India can be said to be in the grips of a serious governance crisis stemming from a complete failure of its law and order system. The root of this failure is five-fold. First: the lack of judicial transparency and accountability; second: case pendency; third: the lack of anything remotely resembling consistent jurisprudence; fourth: severe under-policing; fifth: an unnecessary complication of laws and legal language. Each of these has a debilitating negative effect on the other four—acting as a toxic cocktail where an already frayed system descends into chaos and where the abuse of laws is rampant.
Let’s take a simple example: It is precisely because it is not known what the Supreme Court will take suo motu notice of or not, that certain elements will stoke trouble –knowing full well that there is a high probability of getting away with it—usually at the state level. The knowledge that case pendency will weigh heavily on courts only acts as an enabler, not as a deterrent.
Moreover, given the wild swings of what is considered dissent and what is not, everybody stands a good chance of getting away. The problem is while this gives a crook or an oppressive state machinery a good chance of getting away with its actions, it also severely ties down the already overburdened police—essentially turning every case into a game of chance. For example, a cop acting to break up the severe public nuisance that was Shaheen Bagh would not know how his actions would be judged. As it turned out, neither did the judges –where an illegal occupation of a public space, deliberately chosen to create maximum disruption to the public, was silently legitimised through judicial delays in what should have been a clear cut case upholding the right to protest but not the venue of the protest.
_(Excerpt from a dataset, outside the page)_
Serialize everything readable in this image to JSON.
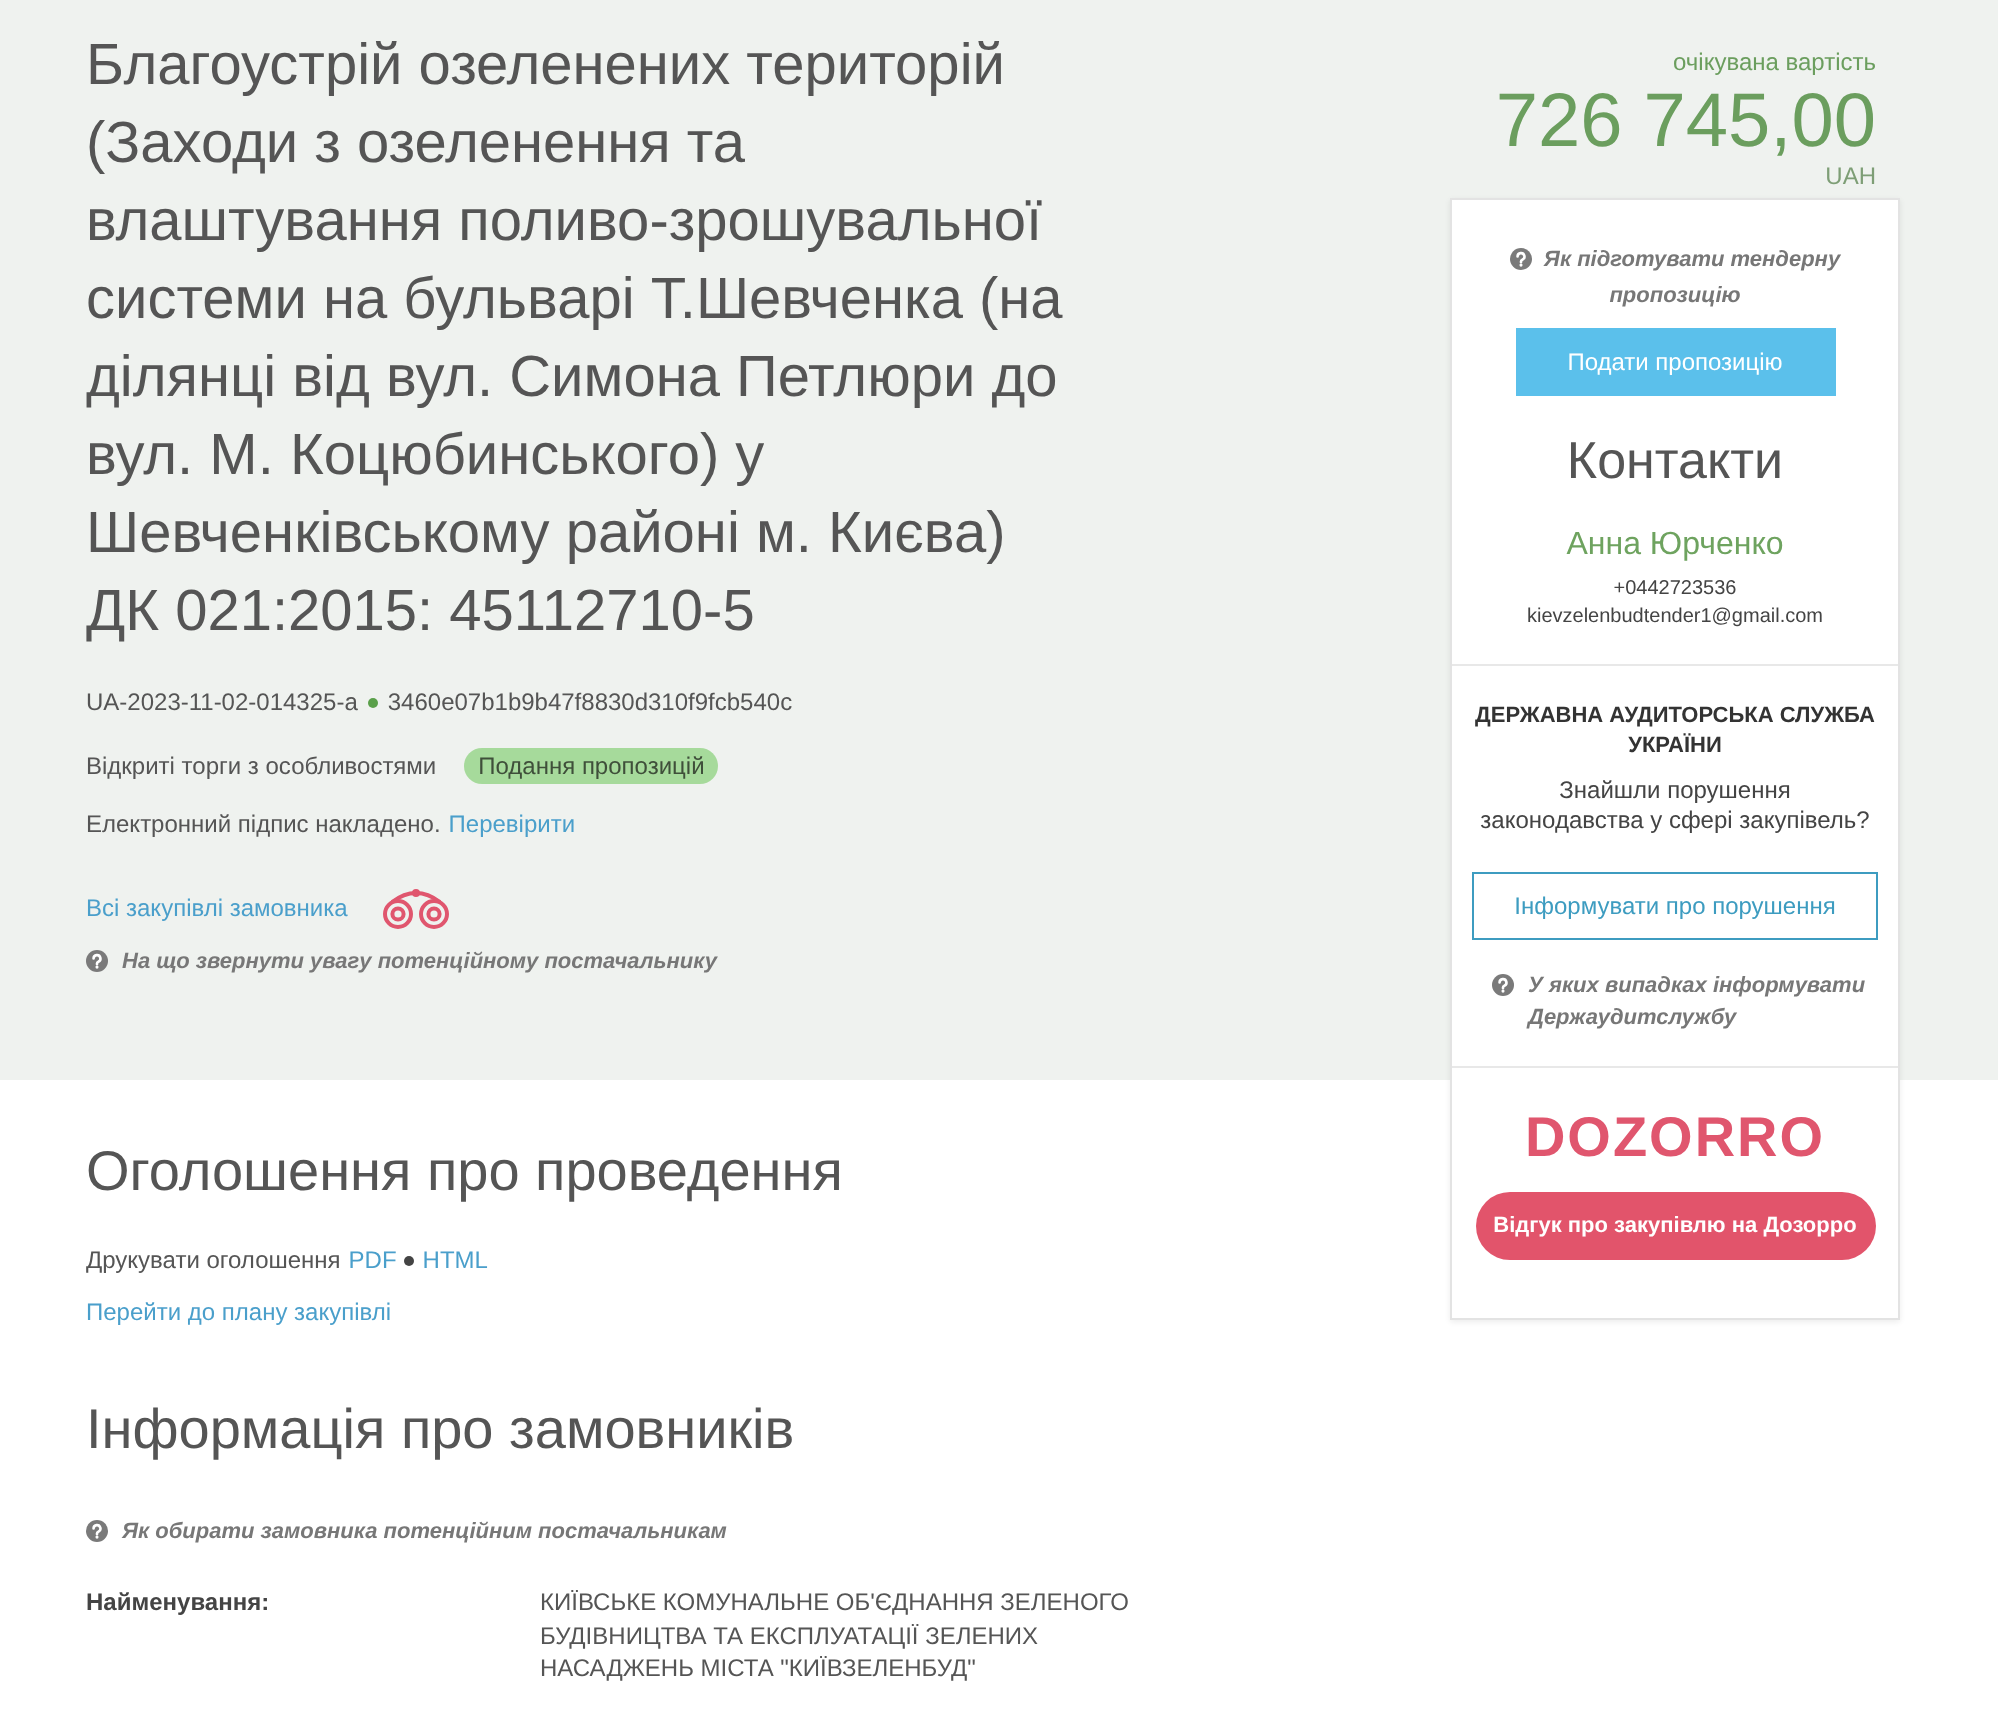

This then gravely affects the fourth factor—severe under policing as the police themselves do not know what cases to pursue on what basis, leading to both harassment of innocents or ignoring serious crimes. Finally, the penchant of Indian lawmakers to draft extraordinarily daft legislation, masking its ineffectuality in pompous verbosity only allows too much room for both police and judiciary to exacerbate the problem of a lack of consistency.
Perhaps, the only consistent feature of the Supreme Court’s ruling seems to be that it adjudicates rapidly only when it knows its orders will be obeyed, such as with the UP government regarding the Kanwariya Yatra, and choosing to turn a nelson’s eye, when there is a high risk that protesters will ignore the Supreme Court as was the case with Shaheen Bagh or the “farmers protests”. Essentially the law is for those who will obey it, not for criminal elements who very clearly will not—a violation of every tenet of “dharmo rakshati rakshitah”.
All of this begs the question—when will we have meaningful judicial and police reforms in this country? When will judgments be restricted by law to just two pages? When will language simplification of laws and judgments happen? When will penalties be imposed for variations in jurisprudence or pendency? When will checks and balances be enacted on a judiciary that has in violation of the Constitution essentially become a self-regulating body free of legislative, executive, or electoral moderation—a luxury no other branch of government has been afforded?
The arbitrariness of a dismissal of the state government was done away with in the SR Bommai case. Today, it is all the more imperative, given the eroding trust in institutions, for the Supreme Court collegium to come up with clear guidelines and conditionalities for triggering its “suo-motu” powers.
Disclaimer: Abhijit Iyer-Mitra is Senior Fellow at the Institute of Peace and Conflict Studies. The views expressed in this article are those of the author and do not represent the stand of this publication.